Some factors point towards higher risk of further adenomas and further advanced neoplasia. We found that male patients were significantly more likely to have further adenomas on subsequent endoscopies compared with female patients. However, it should be noted that a study by Erichsen et al found that in comparison with CRCs, interval cases were more likely to be women (54% vs 48%). We also found that patients with two small adenomas at index were significantly more likely to have advanced neoplasia at subsequent endoscopies compared with patients with only one small adenoma. Furthermore, we found that patients with advanced adenoma(s) at index (i.e. adenomas that had tubulovillous or villous histology or high-grade dysplasia) were significantly more likely to have advanced neoplasia found at subsequent endoscopies compared with patients with non-advanced small adenoma(s) at index.
Patients with low-risk adenomas should be risk profiled. Those with risk factors, such as two adenomas, male sex, advanced adenomas at index procedure or strong family history, as well as those falling outside the BCSP enrolment age or who want colonoscopy surveillance should be offered a surveillance procedure at 5 years provided they are fit for the procedure. Everyone else could be considered for discharge with advice to return if symptomatic and encouraged to participate in the 2-yearly national faecal occult blood screening programme.

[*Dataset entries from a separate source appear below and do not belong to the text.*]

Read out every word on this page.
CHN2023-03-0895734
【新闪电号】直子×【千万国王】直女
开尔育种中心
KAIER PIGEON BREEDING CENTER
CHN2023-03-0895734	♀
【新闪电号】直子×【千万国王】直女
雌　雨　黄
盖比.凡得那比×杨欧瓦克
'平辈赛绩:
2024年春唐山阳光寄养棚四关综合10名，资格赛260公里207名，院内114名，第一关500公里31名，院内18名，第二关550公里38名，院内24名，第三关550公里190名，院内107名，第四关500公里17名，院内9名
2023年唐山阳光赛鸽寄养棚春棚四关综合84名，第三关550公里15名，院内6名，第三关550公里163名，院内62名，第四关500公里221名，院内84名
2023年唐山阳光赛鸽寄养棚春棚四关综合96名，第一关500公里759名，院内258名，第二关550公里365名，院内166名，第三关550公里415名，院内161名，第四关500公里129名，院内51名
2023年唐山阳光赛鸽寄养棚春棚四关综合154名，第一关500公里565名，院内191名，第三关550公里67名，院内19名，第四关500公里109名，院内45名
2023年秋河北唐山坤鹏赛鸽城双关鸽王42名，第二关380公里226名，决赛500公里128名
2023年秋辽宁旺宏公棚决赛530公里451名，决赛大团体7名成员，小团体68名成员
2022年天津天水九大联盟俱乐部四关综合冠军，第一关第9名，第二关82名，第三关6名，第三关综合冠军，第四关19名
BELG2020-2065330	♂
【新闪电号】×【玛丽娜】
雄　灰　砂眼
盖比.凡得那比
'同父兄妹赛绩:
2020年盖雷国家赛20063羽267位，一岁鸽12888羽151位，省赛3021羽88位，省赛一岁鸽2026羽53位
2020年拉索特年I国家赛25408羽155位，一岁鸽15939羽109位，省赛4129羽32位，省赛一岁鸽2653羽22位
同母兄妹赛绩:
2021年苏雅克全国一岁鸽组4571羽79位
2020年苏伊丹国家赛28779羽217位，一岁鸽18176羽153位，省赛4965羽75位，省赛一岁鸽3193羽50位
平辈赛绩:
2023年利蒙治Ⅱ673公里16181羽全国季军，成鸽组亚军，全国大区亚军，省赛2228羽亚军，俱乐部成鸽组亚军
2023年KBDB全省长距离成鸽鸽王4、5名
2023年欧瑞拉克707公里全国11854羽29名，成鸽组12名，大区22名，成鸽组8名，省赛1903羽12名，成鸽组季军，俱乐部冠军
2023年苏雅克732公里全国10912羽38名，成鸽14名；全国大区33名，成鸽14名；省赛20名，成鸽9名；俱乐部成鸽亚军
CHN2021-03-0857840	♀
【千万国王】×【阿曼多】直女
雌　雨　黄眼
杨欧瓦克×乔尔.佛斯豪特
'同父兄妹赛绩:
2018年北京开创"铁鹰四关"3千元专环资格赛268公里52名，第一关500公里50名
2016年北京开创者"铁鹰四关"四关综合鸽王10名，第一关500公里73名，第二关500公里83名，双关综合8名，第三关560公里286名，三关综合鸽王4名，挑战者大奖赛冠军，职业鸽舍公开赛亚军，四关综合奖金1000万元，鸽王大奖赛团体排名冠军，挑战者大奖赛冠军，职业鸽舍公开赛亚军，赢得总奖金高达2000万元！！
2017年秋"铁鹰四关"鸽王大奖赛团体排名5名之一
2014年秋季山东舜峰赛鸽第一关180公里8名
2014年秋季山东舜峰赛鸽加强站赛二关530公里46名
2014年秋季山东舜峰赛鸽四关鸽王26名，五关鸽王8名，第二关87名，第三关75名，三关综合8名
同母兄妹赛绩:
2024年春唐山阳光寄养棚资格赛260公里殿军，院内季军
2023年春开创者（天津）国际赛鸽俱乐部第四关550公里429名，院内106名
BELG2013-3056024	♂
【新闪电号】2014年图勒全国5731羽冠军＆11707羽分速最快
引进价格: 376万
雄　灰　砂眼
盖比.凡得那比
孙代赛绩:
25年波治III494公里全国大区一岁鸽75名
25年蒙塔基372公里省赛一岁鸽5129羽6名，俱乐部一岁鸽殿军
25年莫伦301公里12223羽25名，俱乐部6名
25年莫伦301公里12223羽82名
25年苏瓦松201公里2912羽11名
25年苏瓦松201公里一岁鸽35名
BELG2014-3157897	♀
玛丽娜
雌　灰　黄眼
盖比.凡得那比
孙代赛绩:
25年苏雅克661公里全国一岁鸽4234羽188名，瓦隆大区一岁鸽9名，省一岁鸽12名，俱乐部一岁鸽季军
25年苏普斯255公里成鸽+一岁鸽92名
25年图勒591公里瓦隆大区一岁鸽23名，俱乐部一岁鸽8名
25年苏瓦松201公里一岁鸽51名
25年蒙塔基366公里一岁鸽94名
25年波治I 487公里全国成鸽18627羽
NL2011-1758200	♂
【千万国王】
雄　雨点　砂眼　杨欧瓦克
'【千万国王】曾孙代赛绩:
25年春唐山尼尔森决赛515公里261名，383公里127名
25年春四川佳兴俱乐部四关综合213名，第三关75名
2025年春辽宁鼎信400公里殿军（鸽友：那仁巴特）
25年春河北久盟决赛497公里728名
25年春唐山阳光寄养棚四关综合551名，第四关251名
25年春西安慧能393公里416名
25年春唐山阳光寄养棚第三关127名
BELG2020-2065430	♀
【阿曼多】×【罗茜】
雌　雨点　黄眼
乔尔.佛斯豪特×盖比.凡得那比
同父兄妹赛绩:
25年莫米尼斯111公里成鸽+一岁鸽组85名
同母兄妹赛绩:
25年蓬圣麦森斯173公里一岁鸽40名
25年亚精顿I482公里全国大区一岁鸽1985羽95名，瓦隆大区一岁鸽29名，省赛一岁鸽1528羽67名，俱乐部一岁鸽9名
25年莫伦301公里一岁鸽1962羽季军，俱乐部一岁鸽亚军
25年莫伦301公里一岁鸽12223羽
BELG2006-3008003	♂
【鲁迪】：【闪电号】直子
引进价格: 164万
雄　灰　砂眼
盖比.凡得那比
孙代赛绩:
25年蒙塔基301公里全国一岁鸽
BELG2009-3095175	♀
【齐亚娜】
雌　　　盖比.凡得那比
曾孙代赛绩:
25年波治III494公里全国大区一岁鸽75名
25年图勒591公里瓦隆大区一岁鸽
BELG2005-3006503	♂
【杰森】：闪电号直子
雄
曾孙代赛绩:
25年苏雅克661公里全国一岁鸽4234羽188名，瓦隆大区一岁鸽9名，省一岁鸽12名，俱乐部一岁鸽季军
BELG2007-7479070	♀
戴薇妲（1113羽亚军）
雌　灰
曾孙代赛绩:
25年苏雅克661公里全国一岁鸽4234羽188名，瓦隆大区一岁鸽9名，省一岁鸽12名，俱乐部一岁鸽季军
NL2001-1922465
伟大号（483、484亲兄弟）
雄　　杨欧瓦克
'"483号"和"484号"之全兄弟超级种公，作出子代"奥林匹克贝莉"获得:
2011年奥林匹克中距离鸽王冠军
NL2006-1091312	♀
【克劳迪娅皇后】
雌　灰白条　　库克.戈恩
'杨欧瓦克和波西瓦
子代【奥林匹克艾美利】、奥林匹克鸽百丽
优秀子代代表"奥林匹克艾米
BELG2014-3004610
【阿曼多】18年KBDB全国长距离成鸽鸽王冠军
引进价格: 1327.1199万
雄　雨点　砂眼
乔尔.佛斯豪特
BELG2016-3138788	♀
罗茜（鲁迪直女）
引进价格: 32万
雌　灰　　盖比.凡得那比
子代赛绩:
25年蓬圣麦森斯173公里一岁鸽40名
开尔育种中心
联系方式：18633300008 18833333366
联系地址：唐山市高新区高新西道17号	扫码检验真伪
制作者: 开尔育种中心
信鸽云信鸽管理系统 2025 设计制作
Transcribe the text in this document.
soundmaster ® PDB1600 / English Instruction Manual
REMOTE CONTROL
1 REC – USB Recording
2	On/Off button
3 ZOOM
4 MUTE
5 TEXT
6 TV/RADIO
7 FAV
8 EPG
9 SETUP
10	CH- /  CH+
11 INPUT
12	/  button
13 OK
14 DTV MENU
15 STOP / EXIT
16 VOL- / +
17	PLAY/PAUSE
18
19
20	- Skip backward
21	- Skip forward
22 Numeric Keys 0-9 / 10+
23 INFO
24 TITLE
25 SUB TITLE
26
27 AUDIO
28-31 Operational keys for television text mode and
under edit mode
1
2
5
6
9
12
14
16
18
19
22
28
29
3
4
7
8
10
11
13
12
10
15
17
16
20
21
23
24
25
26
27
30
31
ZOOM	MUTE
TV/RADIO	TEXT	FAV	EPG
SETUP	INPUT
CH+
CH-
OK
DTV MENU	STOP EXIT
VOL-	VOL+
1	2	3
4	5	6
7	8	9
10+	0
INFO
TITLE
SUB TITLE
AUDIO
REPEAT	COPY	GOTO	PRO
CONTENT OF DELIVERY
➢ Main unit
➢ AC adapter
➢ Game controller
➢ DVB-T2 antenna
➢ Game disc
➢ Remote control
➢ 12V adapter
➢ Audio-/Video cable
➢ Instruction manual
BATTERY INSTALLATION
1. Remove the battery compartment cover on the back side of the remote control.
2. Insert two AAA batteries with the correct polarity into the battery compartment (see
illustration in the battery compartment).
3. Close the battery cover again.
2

It is interesting to note that hot biopsy was the preferred polypectomy technique in over 50% of the adenomas detected at index procedure in our cohort. The current vogue is to use cold snare rather than hot biopsy for removing small polyps, but at the time of audit (i.e. April 2004 to April 2007) hot biopsy was still a popular technique.
A limitation of this study is that it assumes colonoscopy is 100% sensitive. We know this is not the case, however, even when intubation to the caecum is achieved. Miss rates for small adenomas are in the order of 25%–50%. Furthermore, around 6%–12% of larger adenomas (≥1 cm) and around 4% of cancers are missed at colonoscopy. It is, therefore, possible that some of the neoplastic lesions detected at the endoscopies that followed the index procedure were missed lesions as opposed to new lesions. However, this would only support our recommendations above and instead of offering surveillance to all low-risk patients' endoscopists would be better concentrating on performing meticulous examinations of the colon at the index procedure.
In summary, a significant proportion of low-risk postpolypectomy patients develop lower GI symptoms that necessitate colonoscopic investigation within 5 years of their index procedure—in our study, this was 17.2% of patients. For the remainder, the yield of advanced neoplasia at surveillance endoscopy was very low, especially for patients with only one small tubular or serrated adenoma. Only a small percentage of adenomas found at index procedure in this cohort were sessile-serrated adenomas (2%). This probably reflects the reduced awareness of the sessile-serrated adenoma at the period of the study. It is important to highlight that the current advice is that serrated polyps with dysplasia should be treated as high-risk lesions.